Councillors agreed the 3,000 square metre development would provide a much-needed lift for the business park when it is built on the site of the former WAG construction base.
Once up and running, the building will provide office space for 100 social work and adult learning staff currently scattered in smaller offices across the town.
The application was lodged by the Shetland Charitable Trust’s property company Slap, which owns the site.
Provisions in the building for storage lockers and shower rooms mean a slight shortfall in the required parking provision is considered to be acceptable by the council’s roads department.
Early plans for the development initially showed a shortfall of 11 parking spaces. Amendments to the site layout reduced the shortfall to three, although it meant doing away with a planned garden area filled with greenery.
A report before this week’s planning committee found: “The provision of the extra eight car parking spaces to achieve what the planning service regards as an acceptable departure from the requirements of the development plan has resulted in the loss of an area of land … which comprises an open space with planted area and footpath. While the loss of green space is not ideal, it is considered … that this loss is acceptable.”
An objection was lodged by Leslie Irvine, of Irvine Contractors Ltd. He said development plans had shown the use of car parking spaces specifically identified for use by Irvine Contractors on another site.

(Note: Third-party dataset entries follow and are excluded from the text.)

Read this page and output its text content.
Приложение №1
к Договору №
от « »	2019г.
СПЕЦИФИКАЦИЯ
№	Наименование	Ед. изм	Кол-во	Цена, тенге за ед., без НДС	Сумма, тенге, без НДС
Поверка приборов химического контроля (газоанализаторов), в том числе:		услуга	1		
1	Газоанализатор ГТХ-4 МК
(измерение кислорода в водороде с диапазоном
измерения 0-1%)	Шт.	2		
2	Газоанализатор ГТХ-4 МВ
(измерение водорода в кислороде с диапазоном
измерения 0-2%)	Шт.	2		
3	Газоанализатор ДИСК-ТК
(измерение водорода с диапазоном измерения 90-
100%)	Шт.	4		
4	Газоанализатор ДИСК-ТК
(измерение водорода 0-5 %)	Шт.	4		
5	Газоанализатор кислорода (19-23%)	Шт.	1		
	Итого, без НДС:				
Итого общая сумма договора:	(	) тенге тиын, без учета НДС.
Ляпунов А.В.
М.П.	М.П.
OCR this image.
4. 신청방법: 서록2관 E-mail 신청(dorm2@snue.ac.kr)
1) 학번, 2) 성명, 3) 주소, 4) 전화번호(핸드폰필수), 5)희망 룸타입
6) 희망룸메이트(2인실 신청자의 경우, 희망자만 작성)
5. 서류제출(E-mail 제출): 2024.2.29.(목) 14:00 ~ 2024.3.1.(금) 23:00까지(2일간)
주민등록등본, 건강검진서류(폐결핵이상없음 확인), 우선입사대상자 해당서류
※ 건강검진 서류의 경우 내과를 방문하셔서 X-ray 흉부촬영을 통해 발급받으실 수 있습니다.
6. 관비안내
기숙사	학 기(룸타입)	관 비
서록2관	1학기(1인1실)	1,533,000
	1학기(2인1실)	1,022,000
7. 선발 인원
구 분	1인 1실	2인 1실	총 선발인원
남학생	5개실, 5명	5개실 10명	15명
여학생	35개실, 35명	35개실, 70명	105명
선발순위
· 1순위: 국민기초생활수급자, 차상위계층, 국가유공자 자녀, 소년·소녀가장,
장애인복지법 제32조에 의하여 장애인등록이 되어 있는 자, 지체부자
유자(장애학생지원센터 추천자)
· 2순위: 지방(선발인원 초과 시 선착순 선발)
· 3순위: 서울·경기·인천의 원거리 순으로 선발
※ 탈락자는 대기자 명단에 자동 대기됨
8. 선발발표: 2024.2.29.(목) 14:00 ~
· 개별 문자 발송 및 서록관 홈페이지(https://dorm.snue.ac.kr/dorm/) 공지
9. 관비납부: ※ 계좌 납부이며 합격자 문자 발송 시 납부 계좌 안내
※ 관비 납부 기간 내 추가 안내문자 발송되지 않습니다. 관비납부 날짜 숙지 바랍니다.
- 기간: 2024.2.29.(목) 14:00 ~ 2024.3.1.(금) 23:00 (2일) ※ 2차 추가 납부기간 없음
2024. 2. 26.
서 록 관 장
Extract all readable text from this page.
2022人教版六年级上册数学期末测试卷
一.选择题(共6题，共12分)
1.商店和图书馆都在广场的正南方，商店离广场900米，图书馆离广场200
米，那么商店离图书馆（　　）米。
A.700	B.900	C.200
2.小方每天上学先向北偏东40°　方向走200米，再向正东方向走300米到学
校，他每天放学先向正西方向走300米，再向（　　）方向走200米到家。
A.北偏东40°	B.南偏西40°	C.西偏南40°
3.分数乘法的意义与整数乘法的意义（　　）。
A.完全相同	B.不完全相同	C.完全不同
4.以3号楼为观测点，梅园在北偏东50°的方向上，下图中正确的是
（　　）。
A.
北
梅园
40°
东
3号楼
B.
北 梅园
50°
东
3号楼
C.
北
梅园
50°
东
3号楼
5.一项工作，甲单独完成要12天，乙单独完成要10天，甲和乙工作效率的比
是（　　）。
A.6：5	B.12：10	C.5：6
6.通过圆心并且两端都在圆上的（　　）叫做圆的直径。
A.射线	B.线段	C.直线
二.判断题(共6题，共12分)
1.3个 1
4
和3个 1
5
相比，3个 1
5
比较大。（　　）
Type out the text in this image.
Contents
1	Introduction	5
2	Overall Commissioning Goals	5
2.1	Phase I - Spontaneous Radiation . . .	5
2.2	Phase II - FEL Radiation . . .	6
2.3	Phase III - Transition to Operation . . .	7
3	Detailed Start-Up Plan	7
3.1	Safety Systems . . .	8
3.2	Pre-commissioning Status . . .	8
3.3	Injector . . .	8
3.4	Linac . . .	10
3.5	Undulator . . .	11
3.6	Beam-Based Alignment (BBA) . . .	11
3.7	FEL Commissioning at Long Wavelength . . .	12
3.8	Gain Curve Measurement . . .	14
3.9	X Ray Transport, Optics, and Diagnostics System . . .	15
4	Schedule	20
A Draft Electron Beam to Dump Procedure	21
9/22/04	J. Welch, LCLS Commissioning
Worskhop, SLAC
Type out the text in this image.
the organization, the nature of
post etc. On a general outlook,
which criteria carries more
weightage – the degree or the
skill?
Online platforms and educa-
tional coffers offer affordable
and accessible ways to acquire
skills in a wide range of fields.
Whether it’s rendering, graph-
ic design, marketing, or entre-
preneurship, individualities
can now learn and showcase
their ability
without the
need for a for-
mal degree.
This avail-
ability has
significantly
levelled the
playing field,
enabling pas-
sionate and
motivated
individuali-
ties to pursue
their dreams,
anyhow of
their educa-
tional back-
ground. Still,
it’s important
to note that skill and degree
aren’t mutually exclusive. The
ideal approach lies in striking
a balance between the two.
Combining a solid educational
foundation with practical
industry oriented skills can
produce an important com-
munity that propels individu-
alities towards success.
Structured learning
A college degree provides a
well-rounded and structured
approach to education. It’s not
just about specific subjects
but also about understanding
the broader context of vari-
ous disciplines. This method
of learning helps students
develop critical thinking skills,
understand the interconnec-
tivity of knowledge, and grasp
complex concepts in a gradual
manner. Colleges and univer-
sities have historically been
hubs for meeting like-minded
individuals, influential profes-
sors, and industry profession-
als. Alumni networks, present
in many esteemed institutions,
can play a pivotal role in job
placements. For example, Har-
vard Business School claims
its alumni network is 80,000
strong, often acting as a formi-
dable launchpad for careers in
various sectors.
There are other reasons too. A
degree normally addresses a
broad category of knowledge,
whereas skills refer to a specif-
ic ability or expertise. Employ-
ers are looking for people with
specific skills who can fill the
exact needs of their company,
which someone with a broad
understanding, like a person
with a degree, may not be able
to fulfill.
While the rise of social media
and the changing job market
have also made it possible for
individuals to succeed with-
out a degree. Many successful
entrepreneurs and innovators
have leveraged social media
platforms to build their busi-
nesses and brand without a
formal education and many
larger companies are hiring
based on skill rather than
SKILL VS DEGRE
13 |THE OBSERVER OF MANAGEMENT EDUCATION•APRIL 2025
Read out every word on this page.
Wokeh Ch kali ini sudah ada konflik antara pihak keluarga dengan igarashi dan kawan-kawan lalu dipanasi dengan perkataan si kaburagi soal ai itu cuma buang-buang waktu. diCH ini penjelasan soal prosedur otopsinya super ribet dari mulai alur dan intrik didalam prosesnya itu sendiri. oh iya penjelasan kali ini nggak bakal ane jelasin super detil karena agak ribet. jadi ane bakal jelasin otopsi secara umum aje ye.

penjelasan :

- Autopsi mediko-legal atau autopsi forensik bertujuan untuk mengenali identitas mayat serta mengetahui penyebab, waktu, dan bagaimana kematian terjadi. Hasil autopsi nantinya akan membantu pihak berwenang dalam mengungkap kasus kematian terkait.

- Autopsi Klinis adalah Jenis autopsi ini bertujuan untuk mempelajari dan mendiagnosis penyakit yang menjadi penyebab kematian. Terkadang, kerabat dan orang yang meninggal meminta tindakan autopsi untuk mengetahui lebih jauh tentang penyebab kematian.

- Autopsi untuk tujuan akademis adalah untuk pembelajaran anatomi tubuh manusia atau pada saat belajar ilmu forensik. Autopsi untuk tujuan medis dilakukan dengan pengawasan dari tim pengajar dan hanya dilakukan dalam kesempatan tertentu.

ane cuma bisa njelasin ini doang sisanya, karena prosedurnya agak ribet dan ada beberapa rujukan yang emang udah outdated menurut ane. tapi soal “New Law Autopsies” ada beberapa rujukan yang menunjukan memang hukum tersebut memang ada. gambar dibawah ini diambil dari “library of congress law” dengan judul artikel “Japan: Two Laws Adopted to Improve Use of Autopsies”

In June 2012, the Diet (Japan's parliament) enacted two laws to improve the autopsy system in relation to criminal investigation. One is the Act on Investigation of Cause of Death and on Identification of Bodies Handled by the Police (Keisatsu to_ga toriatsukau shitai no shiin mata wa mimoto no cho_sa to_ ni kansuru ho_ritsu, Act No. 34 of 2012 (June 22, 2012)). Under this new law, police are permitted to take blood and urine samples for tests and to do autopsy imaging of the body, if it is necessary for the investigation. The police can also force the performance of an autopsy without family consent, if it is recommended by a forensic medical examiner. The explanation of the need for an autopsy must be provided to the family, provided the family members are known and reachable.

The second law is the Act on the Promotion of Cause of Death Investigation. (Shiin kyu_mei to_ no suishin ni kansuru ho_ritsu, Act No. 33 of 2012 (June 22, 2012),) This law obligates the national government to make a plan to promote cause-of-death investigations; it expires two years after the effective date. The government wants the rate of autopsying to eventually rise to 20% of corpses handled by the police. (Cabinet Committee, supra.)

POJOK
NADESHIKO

However the planning board heard 24 spaces given permission in May 2005 were not allocated on a specific basis, but for the adjacent business park as a whole.
The only fly in the ointment remaining is the North Ness oil tanks.
Concern has been growing in recent years that an incident involving the tanks could spark off a “Buncefield-type” disaster which could bring catastrophe to much of the town.
However modifications are due to be carried out to lower the risk while the SIC continues its dialogue with owners GB Oils to have the tanks removed in the long term.
Moving the plans for recommendation, Cecil Smith said the WAG site was “an area of Lerwick that needs something done with it”. He was seconded by Laura Baisley.